W- AIFD Genel Sekreteri Dr. Ümit Dereli’nin gündem özelinde görüşlerini aldık. İlaç sektörünün global büyüklüğü ve Türkiye’deki büyüklüğü nedir?
Ü.D.- Dünyada toplam ilaç pazarı 1,3 trilyon Amerikan Doları büyüklüğünde. Ülkemizde ilaç pazarının büyüklüğü Ekim 2020-Eylül 2021 arasındaki 12 aylık dönem verilerine göre 7,7 milyar Amerikan Doları civarında. Türkiye ilaç pazarı büyüklüğünde dünyada 18’inci sırada yer alıyor. Ülkemizin küresel ilaç pazar hacmi içerisindeki payı yaklaşık binde 6’dır. Türkiye bu orana rağmen dünyanın en büyük ilk 20 ilaç pazarı içinde yer almayı sürdürüyor.
W- Sektörde kaç şirket faaliyet gösteriyor ve kaç kişilik bir istihdam söz konusu?
Ü.D.- Tüm dünyada 6 milyon kişinin istihdam edildiği sektör çalışanlarının yüzde 15’ini yenilikçi tedavilere ulaşmak için araştırma ve geliştirme yapan Ar-Ge ekipleri oluşturuyor. İlaç sektörü sadece Avrupa’da 765 bin insanı istihdam ediyor. Türkiye İstatistik Kurumu verilerine göre ise Türkiye’de temel eczacılık ürünlerinin ve eczacılığa ilişkin malzemelerin imalatında 42 bin kişi çalışıyor.
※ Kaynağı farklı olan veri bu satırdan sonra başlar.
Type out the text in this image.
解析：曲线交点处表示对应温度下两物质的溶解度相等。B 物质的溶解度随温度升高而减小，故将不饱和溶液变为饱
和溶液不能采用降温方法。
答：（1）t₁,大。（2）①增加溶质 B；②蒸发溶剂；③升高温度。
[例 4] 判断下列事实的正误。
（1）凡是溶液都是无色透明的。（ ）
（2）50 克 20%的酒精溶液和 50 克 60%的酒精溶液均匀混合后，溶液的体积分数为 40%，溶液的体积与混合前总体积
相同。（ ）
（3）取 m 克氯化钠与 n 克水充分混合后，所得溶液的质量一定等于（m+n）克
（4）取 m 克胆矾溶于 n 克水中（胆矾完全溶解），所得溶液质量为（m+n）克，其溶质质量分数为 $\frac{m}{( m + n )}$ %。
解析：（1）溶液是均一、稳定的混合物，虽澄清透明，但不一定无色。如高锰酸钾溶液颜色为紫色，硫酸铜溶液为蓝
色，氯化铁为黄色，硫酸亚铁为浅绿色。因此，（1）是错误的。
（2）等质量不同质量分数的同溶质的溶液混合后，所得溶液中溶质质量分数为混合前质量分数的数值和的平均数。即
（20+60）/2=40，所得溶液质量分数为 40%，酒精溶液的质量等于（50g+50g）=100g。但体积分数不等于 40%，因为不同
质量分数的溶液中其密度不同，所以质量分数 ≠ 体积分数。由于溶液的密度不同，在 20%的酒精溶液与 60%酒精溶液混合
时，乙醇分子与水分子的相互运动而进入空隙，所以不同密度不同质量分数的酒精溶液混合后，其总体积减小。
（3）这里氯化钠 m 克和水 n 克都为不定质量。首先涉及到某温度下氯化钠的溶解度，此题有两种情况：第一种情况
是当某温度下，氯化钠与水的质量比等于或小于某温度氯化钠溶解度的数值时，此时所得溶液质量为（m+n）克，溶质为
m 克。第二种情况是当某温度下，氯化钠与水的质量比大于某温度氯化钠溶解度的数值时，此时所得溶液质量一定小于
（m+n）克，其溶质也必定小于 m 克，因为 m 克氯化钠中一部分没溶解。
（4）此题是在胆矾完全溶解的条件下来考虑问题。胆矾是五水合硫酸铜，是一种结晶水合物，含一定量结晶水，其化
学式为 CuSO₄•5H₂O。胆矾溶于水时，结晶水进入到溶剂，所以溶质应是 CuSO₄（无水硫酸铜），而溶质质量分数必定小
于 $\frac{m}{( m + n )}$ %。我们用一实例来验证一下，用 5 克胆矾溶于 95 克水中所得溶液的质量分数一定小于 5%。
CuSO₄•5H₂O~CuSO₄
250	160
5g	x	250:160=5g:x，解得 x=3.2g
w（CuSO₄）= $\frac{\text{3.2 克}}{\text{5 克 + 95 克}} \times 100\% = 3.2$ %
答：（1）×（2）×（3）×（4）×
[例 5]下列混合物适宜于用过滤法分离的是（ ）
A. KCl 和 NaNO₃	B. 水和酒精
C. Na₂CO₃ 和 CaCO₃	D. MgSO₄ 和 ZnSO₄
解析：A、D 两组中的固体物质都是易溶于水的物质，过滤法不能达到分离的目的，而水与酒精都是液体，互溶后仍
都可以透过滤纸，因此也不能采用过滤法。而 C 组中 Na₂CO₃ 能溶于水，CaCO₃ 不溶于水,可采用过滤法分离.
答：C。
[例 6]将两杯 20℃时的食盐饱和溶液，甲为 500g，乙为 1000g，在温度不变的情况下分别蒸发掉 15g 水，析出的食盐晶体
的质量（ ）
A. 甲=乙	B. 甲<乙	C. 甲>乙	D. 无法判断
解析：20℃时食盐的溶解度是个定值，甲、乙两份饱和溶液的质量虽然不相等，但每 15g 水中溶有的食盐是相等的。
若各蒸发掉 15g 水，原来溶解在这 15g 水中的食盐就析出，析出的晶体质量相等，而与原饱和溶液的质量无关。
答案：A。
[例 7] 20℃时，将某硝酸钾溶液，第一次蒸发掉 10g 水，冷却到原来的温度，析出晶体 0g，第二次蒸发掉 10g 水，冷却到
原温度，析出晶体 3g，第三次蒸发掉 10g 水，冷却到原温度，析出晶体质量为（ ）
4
AIFD üyesi şirketler ilaç sektöründeki toplam iş gücünün dörtte birini istihdam ediyor. AIFD üyeleri tarafından istihdam edilen 10.011 kişinin yüzde 84’ünü beyaz yakalılar oluşturuyor ve katma değerli istihdam oluşumuna katkı sağlanıyor.
W- İlaç sektörü 2021 yılını nasıl geçirdi, kısa bir değerlendirme yapar mısınız?
Ü.D.- 37 AIFD üyesi şirketimizle Türkiye ekonomisine ve topluma geniş yelpazede katkı sağlamaya devam ettiğimiz bir yıl oldu. AIFD üyeleri tarafından son iki yılda yapılan doğrudan yeni tesis, dönüştürme ve birleşme/satın alma faaliyetleri toplamda 245 milyon dolarlık yatırımla desteklendi. Yerli üretim kapasitemiz sayesinde ihracatta da önemli bir rol üstleniyoruz. AIFD üyeleri son iki yıl içerisinde 20 ülkeye 452 milyon dolar değerinde ilacın ihracatını gerçekleştirdi. 2021 yılında da topluma en büyük katkımızı Türkiye ilaç pazarının değer olarak yarısını oluşturan, hastalara sunduğumuz ilaçları ülkemize getirerek sağladık.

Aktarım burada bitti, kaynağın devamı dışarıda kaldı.